I’m not a fan of the kind of highly stylized, slightly smug case studies that show up in standard grand-strategy readers. I can never decide what to do with them. I oscillate between “Students should read this material because it functions as background knowledge for some participants in these debates” and “Nope. Absolutely not.”
(This year we didn’t read much of this kind of stuff, in part because I adjusted the course a great deal after Russia invaded Ukraine.)
But enough complaining. I only started writing this because I wanted to share what happened on the last day of class.
I asked the students to identify the most important threats faced by, variously, the United States., China, Russia, or the government of another other important powers.

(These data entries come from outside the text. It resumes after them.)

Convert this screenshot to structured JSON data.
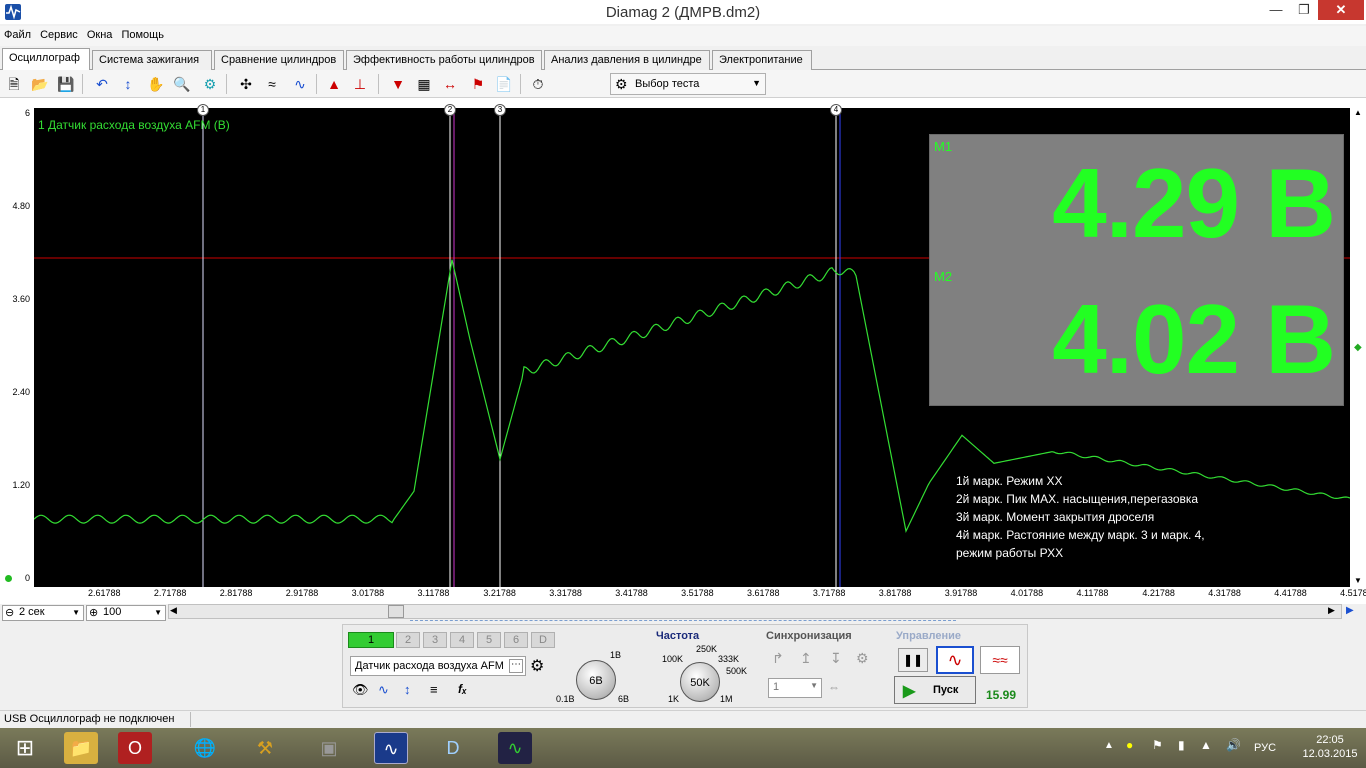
{
  "window": {
    "title": "Diamag 2 (ДМРВ.dm2)"
  },
  "menu": [
    "Файл",
    "Сервис",
    "Окна",
    "Помощь"
  ],
  "tabs": [
    "Осциллограф",
    "Система зажигания",
    "Сравнение цилиндров",
    "Эффективность работы цилиндров",
    "Анализ давления в цилиндре",
    "Электропитание"
  ],
  "toolbar": {
    "test_select": "Выбор теста"
  },
  "scope": {
    "channel_label": "1 Датчик расхода воздуха AFM (В)",
    "y_ticks": [
      "6",
      "4.80",
      "3.60",
      "2.40",
      "1.20",
      "0"
    ],
    "x_ticks": [
      "2.61788",
      "2.71788",
      "2.81788",
      "2.91788",
      "3.01788",
      "3.11788",
      "3.21788",
      "3.31788",
      "3.41788",
      "3.51788",
      "3.61788",
      "3.71788",
      "3.81788",
      "3.91788",
      "4.01788",
      "4.11788",
      "4.21788",
      "4.31788",
      "4.41788",
      "4.5178"
    ],
    "markers": [
      "1",
      "2",
      "3",
      "4"
    ],
    "readout": {
      "m1_tag": "M1",
      "m1_value": "4.29 В",
      "m2_tag": "M2",
      "m2_value": "4.02 В"
    },
    "notes": [
      "1й марк. Режим ХХ",
      "2й марк. Пик МАХ. насыщения,перегазовка",
      "3й марк. Момент закрытия дроселя",
      "4й марк. Растояние между марк. 3 и марк. 4,",
      "режим работы РХХ"
    ],
    "colors": {
      "trace": "#33dd33",
      "background": "#000000",
      "h_cursor": "#cc0000"
    }
  },
  "bottom": {
    "timebase": "2 сек",
    "zoom": "100"
  },
  "control": {
    "channels": [
      "1",
      "2",
      "3",
      "4",
      "5",
      "6",
      "D"
    ],
    "sensor": "Датчик расхода воздуха AFM",
    "volt_knob": {
      "value": "6В",
      "min": "0.1В",
      "mid": "1В",
      "max": "6В"
    },
    "freq": {
      "title": "Частота",
      "value": "50K",
      "labels": [
        "100K",
        "250K",
        "333K",
        "500K",
        "1K",
        "1M"
      ]
    },
    "sync": {
      "title": "Синхронизация",
      "value": "1"
    },
    "manage": {
      "title": "Управление",
      "start": "Пуск",
      "counter": "15.99"
    }
  },
  "status": {
    "text": "USB Осциллограф не подключен"
  },
  "taskbar": {
    "lang": "РУС",
    "time": "22:05",
    "date": "12.03.2015"
  }
}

They all listed collective threats: climate change, pandemics, water scarcity, nuclear proliferation, etc. This is a far cry from the topics that dominate standard grand-strategy syllabuses – including my own.

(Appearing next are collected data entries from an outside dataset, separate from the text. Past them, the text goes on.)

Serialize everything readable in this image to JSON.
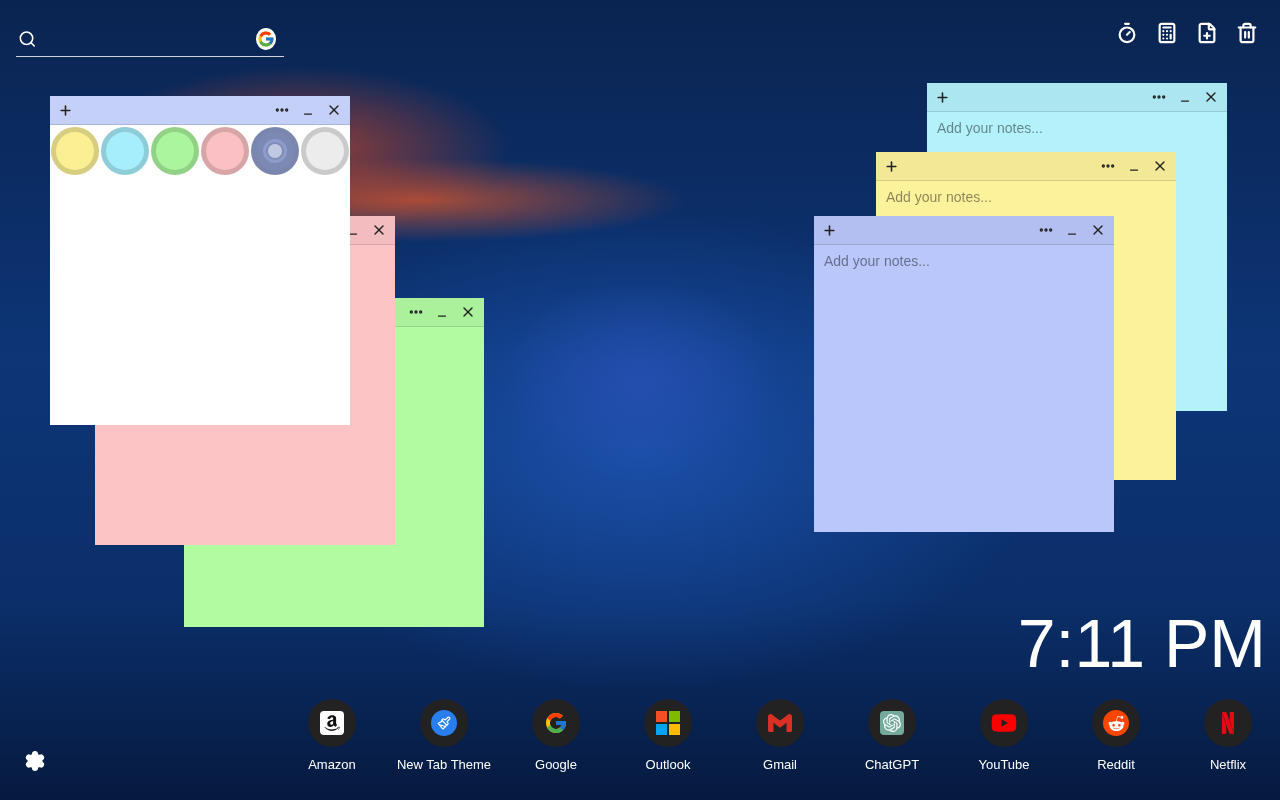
{
  "toolbar": [
    {
      "kind": "timer"
    },
    {
      "kind": "calculator"
    },
    {
      "kind": "new-note"
    },
    {
      "kind": "trash"
    }
  ],
  "notes": [
    {
      "kind": "text",
      "color": "#b3f1fb",
      "placeholder": "Add your notes..."
    },
    {
      "kind": "text",
      "color": "#fdf29c",
      "placeholder": "Add your notes..."
    },
    {
      "kind": "text",
      "color": "#b9c7fa",
      "placeholder": "Add your notes..."
    },
    {
      "kind": "text",
      "color": "#b2fba1"
    },
    {
      "kind": "text",
      "color": "#fdc4c6"
    },
    {
      "kind": "picker",
      "color": "#ffffff",
      "swatches": [
        {
          "color": "#fbef94",
          "selected": false
        },
        {
          "color": "#a6eefb",
          "selected": false
        },
        {
          "color": "#abf59c",
          "selected": false
        },
        {
          "color": "#fbc0c3",
          "selected": false
        },
        {
          "color": "#8e9ccb",
          "selected": true
        },
        {
          "color": "#ececec",
          "selected": false
        }
      ]
    }
  ],
  "clock": "7:11 PM",
  "shortcuts": [
    {
      "kind": "amazon",
      "label": "Amazon"
    },
    {
      "kind": "theme",
      "label": "New Tab Theme"
    },
    {
      "kind": "google",
      "label": "Google"
    },
    {
      "kind": "outlook",
      "label": "Outlook"
    },
    {
      "kind": "gmail",
      "label": "Gmail"
    },
    {
      "kind": "chatgpt",
      "label": "ChatGPT"
    },
    {
      "kind": "youtube",
      "label": "YouTube"
    },
    {
      "kind": "reddit",
      "label": "Reddit"
    },
    {
      "kind": "netflix",
      "label": "Netflix"
    }
  ]
}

It’s also almost certainly correct.
This post originally appeared on Substack.
Glad that you posted this. I have never taught “grand strategy” and never will. I have long shared your skepticism regarding grand strategy as “a thing” (descriptive). Just finishing retrospective on US-China relations in the 1990s, when, supposedly “engagement” was the “thing.” Closer examination reveals a mix of policies on which were pasted the label “engagement.” Many good critiques, at the time and after, of the contradictions and politics involved in this “grand strategy.” When has any political leadership carefully calculated means-ends or spent much time on long-run strategy (whatever they claim after the fact)?

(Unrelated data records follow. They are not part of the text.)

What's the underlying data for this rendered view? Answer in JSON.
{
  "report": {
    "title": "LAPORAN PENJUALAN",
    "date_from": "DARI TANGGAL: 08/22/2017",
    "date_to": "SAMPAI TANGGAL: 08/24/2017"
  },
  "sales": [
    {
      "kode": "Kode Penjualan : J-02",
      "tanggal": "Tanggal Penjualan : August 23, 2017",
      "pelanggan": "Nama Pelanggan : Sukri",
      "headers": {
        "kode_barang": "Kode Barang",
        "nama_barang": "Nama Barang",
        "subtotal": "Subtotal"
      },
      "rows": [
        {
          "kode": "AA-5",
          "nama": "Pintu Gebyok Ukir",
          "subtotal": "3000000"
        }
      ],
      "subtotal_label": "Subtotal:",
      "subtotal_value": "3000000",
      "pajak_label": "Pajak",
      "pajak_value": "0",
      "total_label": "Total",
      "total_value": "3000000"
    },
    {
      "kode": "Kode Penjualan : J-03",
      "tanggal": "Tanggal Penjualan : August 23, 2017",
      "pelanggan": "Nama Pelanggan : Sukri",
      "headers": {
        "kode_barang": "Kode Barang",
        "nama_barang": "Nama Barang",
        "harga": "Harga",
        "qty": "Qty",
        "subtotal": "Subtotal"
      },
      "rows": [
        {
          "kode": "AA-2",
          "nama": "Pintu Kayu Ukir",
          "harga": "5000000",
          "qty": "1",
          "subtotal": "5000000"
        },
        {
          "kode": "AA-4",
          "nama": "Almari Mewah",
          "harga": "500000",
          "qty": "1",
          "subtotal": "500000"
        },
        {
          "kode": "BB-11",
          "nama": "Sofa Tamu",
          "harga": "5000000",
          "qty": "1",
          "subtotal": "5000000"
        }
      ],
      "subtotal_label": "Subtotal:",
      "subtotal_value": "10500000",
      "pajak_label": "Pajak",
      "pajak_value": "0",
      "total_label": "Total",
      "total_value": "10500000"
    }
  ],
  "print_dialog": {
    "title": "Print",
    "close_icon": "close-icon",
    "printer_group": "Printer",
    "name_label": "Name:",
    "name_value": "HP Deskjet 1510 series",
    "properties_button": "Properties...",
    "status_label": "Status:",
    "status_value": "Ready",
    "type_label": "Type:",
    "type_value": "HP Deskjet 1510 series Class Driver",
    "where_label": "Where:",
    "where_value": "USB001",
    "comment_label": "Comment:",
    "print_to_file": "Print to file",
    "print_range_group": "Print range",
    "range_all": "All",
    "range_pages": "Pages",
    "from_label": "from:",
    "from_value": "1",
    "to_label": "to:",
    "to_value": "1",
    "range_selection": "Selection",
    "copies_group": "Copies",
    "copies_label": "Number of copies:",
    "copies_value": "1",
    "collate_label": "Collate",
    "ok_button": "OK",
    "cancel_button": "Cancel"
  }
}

The realm of grand strategy, as Dan Nexon points out, is populated by plenty of work that prescribes rather than explains. So, it’s not all that surprising that attention is not paid to the relationship between principles, plans and behavior rather than treating them as alternatives. Peter Dombrowski and I argue, in The End of Grand Strategy (Cornell, 2018), that variants of grand strategy are practiced in the plural as ‘calibrated strategies,’ by the US Navy every day. The better question, perhaps, is how those strains are combined according to context.
In support of Dan’s last comment, we also argue that kinetic, anthropogenic and naturogenic threats are all the substance of grand strategy, to the alarm of realists who accuse us of ‘conceptual overstretch.’ This criticism only appears legitimate if you want to assert that a million dead Americans from Covid is not worthy of a grand strategy that takes public health into account or that the existential threat posed by climate change is not worthy of a grand strategy.
Yet, with few exceptions (see Bruce Jentleson in the Washington Quarterly), I’ve found few academics willing to embrace that position, just as they reject the notion that all but the greatest powers can have a grand strategy.
In sum, the problem might not be as much about how grand strategy is defined as it is about how it is used, for what purpose, and whom is worthy of study.